Preliminary physics and lighting

It's been 10 days, you'd think something might get done in that amount of time. Stuff did get done! We have an all new, in-house physics engine capable of all kinds of fun forces and torques. I wrote a collision shape for grids over the weekend, and that's how the player is colliding now, which you'll see in a video. To my knowledge it's the first time someone's actually integrated a tile grid shape into a physics engine, rather than creating polygon shapes to fit the tile grid.







As you can see, there's little square outlines around some squares. Joel wrote a nifty debug display that outlines tiles that are "interesting," or tiles that need to be processed in some way. Now check out the lighting system! It's not done yet, but there's some progress.
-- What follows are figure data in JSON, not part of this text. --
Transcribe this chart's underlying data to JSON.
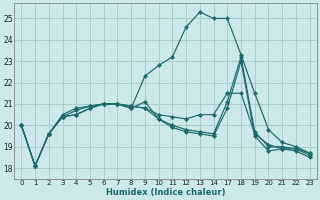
{
  "xlabel": "Humidex (Indice chaleur)",
  "background_color": "#cce8e8",
  "grid_color": "#aacccc",
  "line_color": "#1a6b6b",
  "ylim": [
    17.5,
    25.7
  ],
  "yticks": [
    18,
    19,
    20,
    21,
    22,
    23,
    24,
    25
  ],
  "xtick_labels": [
    "0",
    "1",
    "2",
    "3",
    "4",
    "5",
    "6",
    "7",
    "8",
    "9",
    "10",
    "11",
    "12",
    "13",
    "14",
    "17",
    "18",
    "19",
    "20",
    "21",
    "22",
    "23"
  ],
  "series": [
    {
      "y": [
        20.0,
        18.1,
        19.6,
        20.5,
        20.8,
        20.9,
        21.0,
        21.0,
        20.9,
        20.8,
        20.5,
        20.4,
        20.3,
        20.5,
        20.5,
        21.5,
        21.5,
        19.6,
        19.1,
        18.9,
        18.9,
        18.7
      ]
    },
    {
      "y": [
        20.0,
        18.1,
        19.6,
        20.4,
        20.7,
        20.9,
        21.0,
        21.0,
        20.9,
        20.8,
        20.3,
        20.0,
        19.8,
        19.7,
        19.6,
        21.1,
        23.2,
        19.7,
        19.0,
        19.0,
        18.9,
        18.6
      ]
    },
    {
      "y": [
        20.0,
        18.1,
        19.6,
        20.4,
        20.5,
        20.8,
        21.0,
        21.0,
        20.8,
        21.1,
        20.3,
        19.9,
        19.7,
        19.6,
        19.5,
        20.8,
        23.0,
        19.5,
        18.8,
        18.9,
        18.8,
        18.5
      ]
    },
    {
      "y": [
        20.0,
        18.1,
        19.6,
        20.4,
        20.5,
        20.8,
        21.0,
        21.0,
        20.8,
        22.3,
        22.8,
        23.2,
        24.6,
        25.3,
        25.0,
        25.0,
        23.3,
        21.5,
        19.8,
        19.2,
        19.0,
        18.7
      ]
    }
  ]
}
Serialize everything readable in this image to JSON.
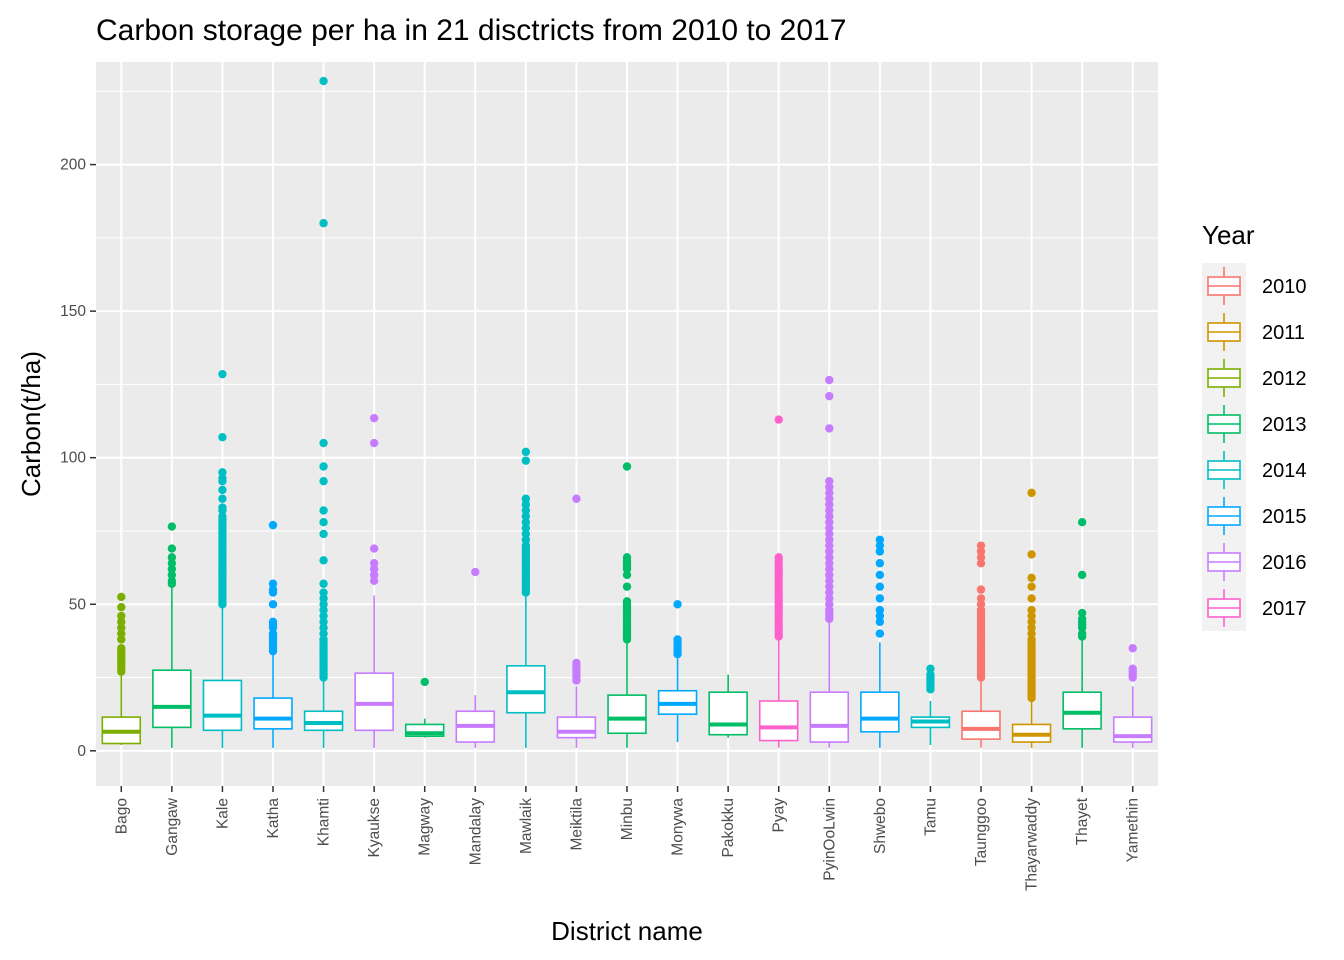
{
  "chart_data": {
    "type": "boxplot",
    "title": "Carbon storage per ha in 21 disctricts from 2010 to 2017",
    "xlabel": "District name",
    "ylabel": "Carbon(t/ha)",
    "ylim": [
      -12,
      235
    ],
    "yticks": [
      0,
      50,
      100,
      150,
      200
    ],
    "grid": true,
    "legend": {
      "title": "Year",
      "position": "right",
      "entries": [
        "2010",
        "2011",
        "2012",
        "2013",
        "2014",
        "2015",
        "2016",
        "2017"
      ]
    },
    "colors": {
      "2010": "#F8766D",
      "2011": "#CD9600",
      "2012": "#7CAE00",
      "2013": "#00BE67",
      "2014": "#00BFC4",
      "2015": "#00A9FF",
      "2016": "#C77CFF",
      "2017": "#FF61CC"
    },
    "boxes": [
      {
        "district": "Bago",
        "year": "2012",
        "min": 2,
        "q1": 2.5,
        "median": 6.5,
        "q3": 11.5,
        "max": 26,
        "outliers": [
          27,
          28,
          29,
          30,
          31,
          32,
          33,
          34,
          35,
          38,
          40,
          42,
          44,
          46,
          49,
          52.5
        ]
      },
      {
        "district": "Gangaw",
        "year": "2013",
        "min": 1,
        "q1": 8,
        "median": 15,
        "q3": 27.5,
        "max": 56,
        "outliers": [
          57,
          58,
          60,
          62,
          64,
          66,
          69,
          76.5
        ]
      },
      {
        "district": "Kale",
        "year": "2014",
        "min": 1,
        "q1": 7,
        "median": 12,
        "q3": 24,
        "max": 49,
        "outliers": [
          50,
          51,
          52,
          53,
          54,
          55,
          56,
          57,
          58,
          59,
          60,
          61,
          62,
          63,
          64,
          65,
          66,
          67,
          68,
          69,
          70,
          71,
          72,
          73,
          74,
          75,
          76,
          77,
          78,
          79,
          80,
          82,
          83,
          86,
          89,
          92,
          93,
          95,
          107,
          128.5
        ]
      },
      {
        "district": "Katha",
        "year": "2015",
        "min": 1,
        "q1": 7.5,
        "median": 11,
        "q3": 18,
        "max": 33,
        "outliers": [
          34,
          35,
          36,
          37,
          38,
          39,
          40,
          42,
          43,
          44,
          50,
          54,
          55,
          57,
          77
        ]
      },
      {
        "district": "Khamti",
        "year": "2014",
        "min": 1,
        "q1": 7,
        "median": 9.5,
        "q3": 13.5,
        "max": 24,
        "outliers": [
          25,
          26,
          27,
          28,
          29,
          30,
          31,
          32,
          33,
          34,
          35,
          36,
          37,
          38,
          40,
          42,
          44,
          46,
          48,
          50,
          52,
          54,
          57,
          65,
          74,
          78,
          82,
          92,
          97,
          105,
          180,
          228.5
        ]
      },
      {
        "district": "Kyaukse",
        "year": "2016",
        "min": 1,
        "q1": 7,
        "median": 16,
        "q3": 26.5,
        "max": 53,
        "outliers": [
          58,
          60,
          62,
          64,
          69,
          105,
          113.5
        ]
      },
      {
        "district": "Magway",
        "year": "2013",
        "min": 4.5,
        "q1": 5,
        "median": 6,
        "q3": 9,
        "max": 11,
        "outliers": [
          23.5
        ]
      },
      {
        "district": "Mandalay",
        "year": "2016",
        "min": 1,
        "q1": 3,
        "median": 8.5,
        "q3": 13.5,
        "max": 19,
        "outliers": [
          61
        ]
      },
      {
        "district": "Mawlaik",
        "year": "2014",
        "min": 1,
        "q1": 13,
        "median": 20,
        "q3": 29,
        "max": 53,
        "outliers": [
          54,
          55,
          56,
          57,
          58,
          59,
          60,
          61,
          62,
          63,
          64,
          65,
          66,
          67,
          68,
          69,
          70,
          72,
          74,
          76,
          78,
          80,
          82,
          84,
          86,
          99,
          102
        ]
      },
      {
        "district": "Meiktila",
        "year": "2016",
        "min": 1,
        "q1": 4.5,
        "median": 6.5,
        "q3": 11.5,
        "max": 22,
        "outliers": [
          24,
          25,
          26,
          27,
          28,
          29,
          30,
          86
        ]
      },
      {
        "district": "Minbu",
        "year": "2013",
        "min": 1,
        "q1": 6,
        "median": 11,
        "q3": 19,
        "max": 37,
        "outliers": [
          38,
          39,
          40,
          41,
          42,
          43,
          44,
          45,
          46,
          47,
          48,
          49,
          50,
          51,
          56,
          60,
          62,
          63,
          64,
          65,
          66,
          97
        ]
      },
      {
        "district": "Monywa",
        "year": "2015",
        "min": 3,
        "q1": 12.5,
        "median": 16,
        "q3": 20.5,
        "max": 32,
        "outliers": [
          33,
          34,
          35,
          36,
          37,
          38,
          50
        ]
      },
      {
        "district": "Pakokku",
        "year": "2013",
        "min": 4.5,
        "q1": 5.5,
        "median": 9,
        "q3": 20,
        "max": 26,
        "outliers": []
      },
      {
        "district": "Pyay",
        "year": "2017",
        "min": 1,
        "q1": 3.5,
        "median": 8,
        "q3": 17,
        "max": 38,
        "outliers": [
          39,
          40,
          41,
          42,
          43,
          44,
          45,
          46,
          47,
          48,
          49,
          50,
          51,
          52,
          53,
          54,
          55,
          56,
          57,
          58,
          59,
          60,
          61,
          62,
          63,
          64,
          65,
          66,
          113
        ]
      },
      {
        "district": "PyinOoLwin",
        "year": "2016",
        "min": 1,
        "q1": 3,
        "median": 8.5,
        "q3": 20,
        "max": 44,
        "outliers": [
          45,
          46,
          47,
          48,
          50,
          52,
          54,
          56,
          58,
          60,
          62,
          64,
          66,
          68,
          70,
          72,
          74,
          76,
          78,
          80,
          82,
          84,
          86,
          88,
          90,
          92,
          110,
          121,
          126.5
        ]
      },
      {
        "district": "Shwebo",
        "year": "2015",
        "min": 1,
        "q1": 6.5,
        "median": 11,
        "q3": 20,
        "max": 37,
        "outliers": [
          40,
          44,
          46,
          48,
          52,
          56,
          60,
          64,
          68,
          70,
          72
        ]
      },
      {
        "district": "Tamu",
        "year": "2014",
        "min": 2,
        "q1": 8,
        "median": 10,
        "q3": 11.5,
        "max": 17,
        "outliers": [
          21,
          22,
          23,
          24,
          25,
          26,
          28
        ]
      },
      {
        "district": "Taunggoo",
        "year": "2010",
        "min": 1,
        "q1": 4,
        "median": 7.5,
        "q3": 13.5,
        "max": 24,
        "outliers": [
          25,
          26,
          27,
          28,
          29,
          30,
          31,
          32,
          33,
          34,
          35,
          36,
          37,
          38,
          39,
          40,
          41,
          42,
          43,
          44,
          45,
          46,
          47,
          48,
          50,
          52,
          55,
          64,
          66,
          68,
          70
        ]
      },
      {
        "district": "Thayarwaddy",
        "year": "2011",
        "min": 1,
        "q1": 3,
        "median": 5.5,
        "q3": 9,
        "max": 17,
        "outliers": [
          18,
          19,
          20,
          21,
          22,
          23,
          24,
          25,
          26,
          27,
          28,
          29,
          30,
          31,
          32,
          33,
          34,
          35,
          36,
          37,
          38,
          40,
          42,
          44,
          46,
          48,
          52,
          56,
          59,
          67,
          88
        ]
      },
      {
        "district": "Thayet",
        "year": "2013",
        "min": 1,
        "q1": 7.5,
        "median": 13,
        "q3": 20,
        "max": 38,
        "outliers": [
          39,
          40,
          42,
          43,
          44,
          45,
          47,
          60,
          78
        ]
      },
      {
        "district": "Yamethin",
        "year": "2016",
        "min": 1,
        "q1": 3,
        "median": 5,
        "q3": 11.5,
        "max": 22,
        "outliers": [
          25,
          26,
          27,
          28,
          35
        ]
      }
    ]
  }
}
That's all I've got for today. More updates soon. Super stoked to compete in the Imagine Cup Blueprint Challenge!

Wednesday, November 20, 2013

First Update

First post cheeeeee!!!!!!!!!!!!

Tetraverse is a game we're making for the Microsoft Imagine Cup competition. This is where we'll be documenting all of the progress. Let's start with a brief description in one sentence: Tetraverse is a side-scrolling, tile based, sandbox RPG for the PC set in a procedurally generated universe. Whew! We are using an in-house engine written in C++ and designed around the entity component paradigm. We use SFML for rendering and sound, enet for networking, and Spine for skeletal animation.

I'll try to give a brief description of the game. You start on a randomly generated planet. You explore and gather while fending of wild creatures to gain resources. You build shelter and expand your reach. When you have conquered your world, you can build a ship capable of traversing space, find new planets, and have space battles with NPCs and other players over the network. Tetraverse is influenced by games like Terraria and Minecraft, and we wanted to continue that adventure feel with more complex engineering options. Players can design complex systems with our wires and physics, and ships will be completely designed by the players. The universe is completely seamless - you fly your ship out of the atmosphere and through space to other planets.

I started development 2 months ago, and teamed up with Joel and Ryder for the Microsoft Imagine Cup competition around 2 weeks later. So far, we have basic tile functionality, water physics, and I was able to build the first spaceship today. It's super basic and very buggy, but here's a video:



That's all I've got for now - more updates soon!